You would never call the Perl interperter for doing a simple calculation like this, but for the sake of a simple example it's good enough.

The problem with this approach is that we cannot get the results printed to STDOUT. That's where backticks or qx( ) can help. If you use either:

my $result = `perl -e 'print 5+5'`;

or:

my $result = qx{perl -e 'print 5+5'};

the whole output of the external program will be stored in the $result variable.

Of course, you can use other solutions, such as opening a pipe (|) to the program if you need to submit many arguments. And there are more evolved solutions provided by other Perl modules, such as IPC::Open2 and IPC::Open3, that allow you to open a process for reading, writing, and error handling.

10.2.8. Executing system( ) or exec( ) in the Right Way

The Perl exec( ) and system( ) functions behave identically in the way they spawn a program. Let's use system( ) as an example.

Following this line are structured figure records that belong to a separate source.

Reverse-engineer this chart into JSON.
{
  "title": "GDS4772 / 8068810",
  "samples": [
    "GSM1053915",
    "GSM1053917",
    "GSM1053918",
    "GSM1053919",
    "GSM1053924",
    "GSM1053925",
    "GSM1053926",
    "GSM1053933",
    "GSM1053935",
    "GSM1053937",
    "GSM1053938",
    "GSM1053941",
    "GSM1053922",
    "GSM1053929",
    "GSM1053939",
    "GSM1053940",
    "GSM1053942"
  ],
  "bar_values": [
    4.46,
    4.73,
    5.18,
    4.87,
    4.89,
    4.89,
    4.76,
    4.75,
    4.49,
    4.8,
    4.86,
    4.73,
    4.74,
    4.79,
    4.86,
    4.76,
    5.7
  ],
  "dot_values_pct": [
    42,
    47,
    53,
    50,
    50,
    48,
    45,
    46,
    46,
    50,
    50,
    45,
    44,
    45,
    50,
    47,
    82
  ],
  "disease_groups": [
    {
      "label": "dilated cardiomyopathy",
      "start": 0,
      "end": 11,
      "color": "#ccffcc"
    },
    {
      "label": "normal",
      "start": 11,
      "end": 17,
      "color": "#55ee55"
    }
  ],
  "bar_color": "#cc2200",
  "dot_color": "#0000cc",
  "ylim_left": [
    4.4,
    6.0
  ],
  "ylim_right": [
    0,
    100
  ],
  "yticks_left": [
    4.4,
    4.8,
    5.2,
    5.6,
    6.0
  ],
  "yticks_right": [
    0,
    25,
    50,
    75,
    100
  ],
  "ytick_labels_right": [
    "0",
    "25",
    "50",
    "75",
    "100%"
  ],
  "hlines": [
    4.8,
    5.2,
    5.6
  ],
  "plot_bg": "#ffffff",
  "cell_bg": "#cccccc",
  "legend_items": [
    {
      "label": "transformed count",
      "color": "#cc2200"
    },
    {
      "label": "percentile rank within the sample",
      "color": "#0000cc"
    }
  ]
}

Consider the following code:

system("echo", "Hi");

Perl will use the first argument as a program to execute, find the echo executable along the search path, invoke it directly, and pass the string "Hi" as an argument.

Note that Perl's system( ) is not the same as the standard libc system(3) call.

If there is more than one argument to system( ) or exec( ), or the argument is an array with more than one element in it, the arguments are passed directly to the C-level functions. When the argument is a single scalar or an array with only a single scalar in it, it will first be checked to see if it contains any shell metacharacters (e.g., *, ?). If there are any, the Perl interpreter invokes a real shell program (/bin/sh -c on Unix platforms). If there are no shell metacharacters in the argument, it is split into words and passed directly to the C level, which is more efficient.

In other words, only if you do:

system "echo *"

will Perl actually exec( ) a copy of /bin/sh to parse your command, which may incur a slight overhead on certain OSes.

It's especially important to remember to run your code with taint mode enabled when system( ) or exec( ) is called using a single argument. There can be bad consequences if user input gets to the shell without proper laundering first. Taint mode will alert you when such a condition happens.

Perl will try to do the most efficient thing no matter how the arguments are passed, and the additional overhead may be incurred only if you need the shell to expand some metacharacters before doing the actual call.